Nah, jika kita perhatikan konteks pembicaraan Condy dengan Kalla, akan jelaslah bahwa yang dimaksudkan Condy dengan pernyataan bahwa bangsa Indonesia adalah bangsa yang bersahabat, moderat, dan toleran itu bukanlah sekedar pujian yang akan selesai hanya dengan ucapan “thank you”-nya Kalla.

Seperti yang kita tahu, dari dulu, negara gembrot Amerika Serikat, juga sekutu-sekutunya, telah melakukan pemetaan terhadap kaum muslimin akan sikap mereka terhadap Barat. Dalam hal ini, setidaknya mereka mendapati ada dua jenis kaum muslimin: muslim radikal dan muslim moderat. Muslim radikal mereka sifati sebagai muslim yang tidak bersahabat terhadap Barat dan tidak mau bertoleransi (baca: berkompromi) dengan nilai-nilai Barat. Ciri mereka jelas: ingin menegakkan syariah Islam dan menggusur ide-ide dan sistem Barat.
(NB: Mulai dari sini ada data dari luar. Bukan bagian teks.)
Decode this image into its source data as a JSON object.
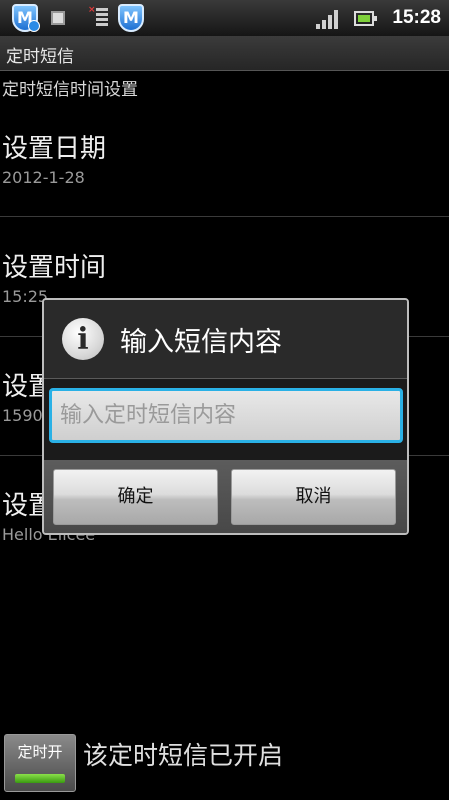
{
  "status_bar": {
    "time": "15:28",
    "icons": [
      "mcafee-m-icon",
      "chip-icon",
      "task-list-icon",
      "mcafee-m-icon",
      "signal-icon",
      "battery-icon"
    ]
  },
  "app": {
    "title": "定时短信"
  },
  "section_label": "定时短信时间设置",
  "prefs": [
    {
      "title": "设置日期",
      "summary": "2012-1-28"
    },
    {
      "title": "设置时间",
      "summary": "15:25"
    },
    {
      "title": "设置",
      "summary": "1590"
    },
    {
      "title": "设置",
      "summary": "Hello Ellcee"
    }
  ],
  "toggle": {
    "label": "定时开",
    "state_text": "该定时短信已开启"
  },
  "dialog": {
    "title": "输入短信内容",
    "input_placeholder": "输入定时短信内容",
    "input_value": "",
    "ok_label": "确定",
    "cancel_label": "取消"
  },
  "colors": {
    "accent": "#2ab1e6",
    "toggle_on": "#6fd23a",
    "background": "#000000"
  }
}
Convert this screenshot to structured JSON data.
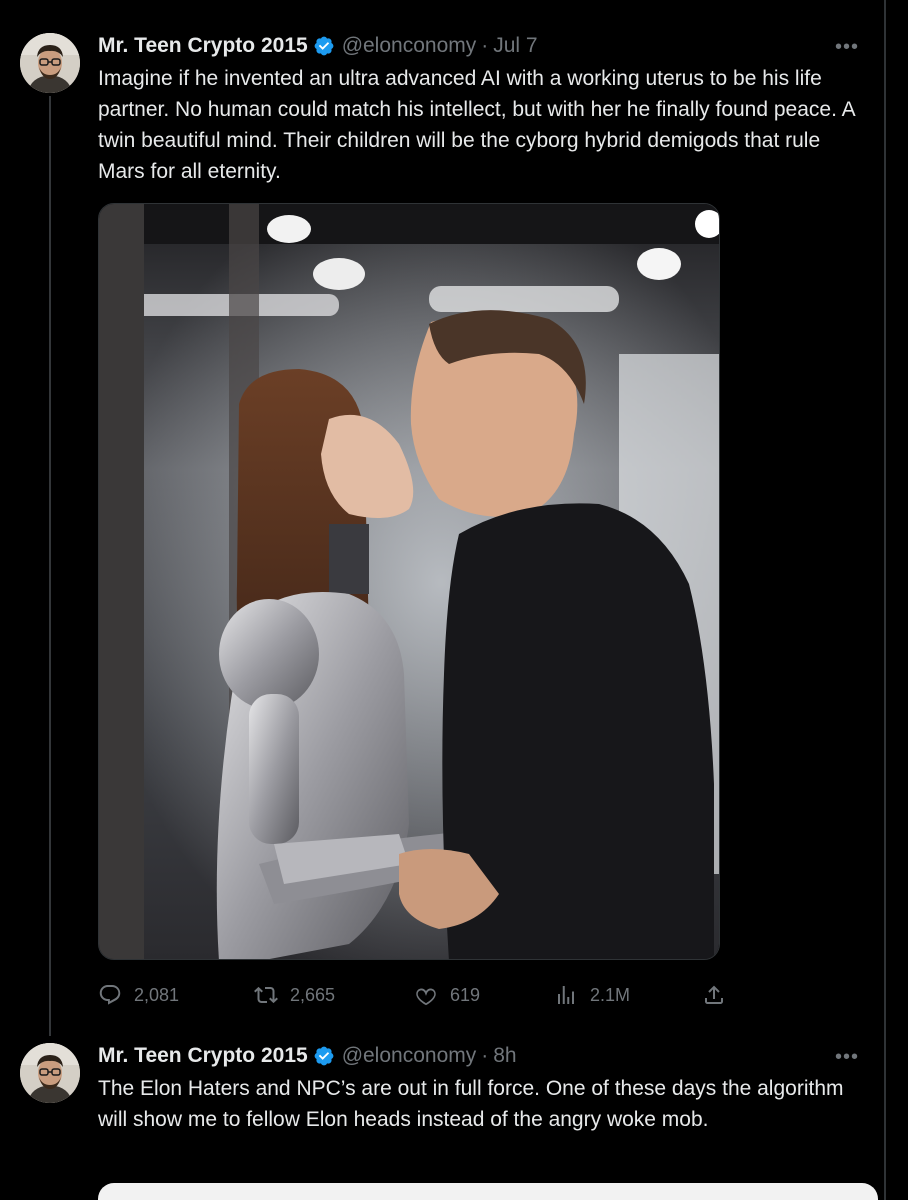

Sementara muslim moderat dalam pandangan mereka adalah muslim yang bersikap bersahabat terhadap Barat, mau menerima ide-ide Barat, dan bahkan memperjuangkannya. Ciri mereka juga jelas: emoh syariat Islam dan gandrung terhadap nilai-nilai Barat. Tentu saja yang diinginkan AS adalah muslim yang moderat ini. Bahkan fakta di lapangan menunjukkan bahwa AS membiayai golongan ini untuk “memerangi” muslim radikal.

Pertanyaannya, termasuk golongan yang manakah bangsa Indonesia? Kalau sikap Pemerintah dijadikan sebagai ukuran penilaiannya, tentu bangsa Indonesia dengan mudah terkategori sebagai bangsa yang moderat terhadap Barat. Namun meskipun begitu, akhir-akhir ini kita bisa saksikan ada beberapa sikap Pemerintah yang menabrak kepentingan Barat. Sebagi contoh, beberapa minggu yang lalu, di Havana, bersama dengan sekian negara-negara lain, Pemerintah Indonesia menyatakan dukungannya terhadap program nuklir Iran. Padahal, Amerika mati-matian menentang program tersebut. Apakah dengan fakta ini, kita percaya bahwa Condy tulus ketika mengatakan bahwa Indonesia adalah sahabat yang menyenangkan? Ini belum bicara tentang maraknya perda-perda syariah di daerah. Ini juga belum bicara tentang dibebaskannya Ust Abu Bakar Ba’asyir, tokoh radikal yang dicap Barat sebagai teroris Asia Tenggara, dari tahanan. Ini juga belum bicara tentang tetap dilakukannya eksekusi terhadap Tibo cs, meski Pemerintah ditekan Paus Benedictus untuk membatalkannya. Ini juga belum bicara tentang sikap Pemerintah yang ngotot untuk mengirim pasukan TNI ke Libanon meski ditentang Israel dan juga pernyataan tegas Pemerintah bahwa TNI akan menolak jika diperintahkan untuk melucuti senjata Hizbullah.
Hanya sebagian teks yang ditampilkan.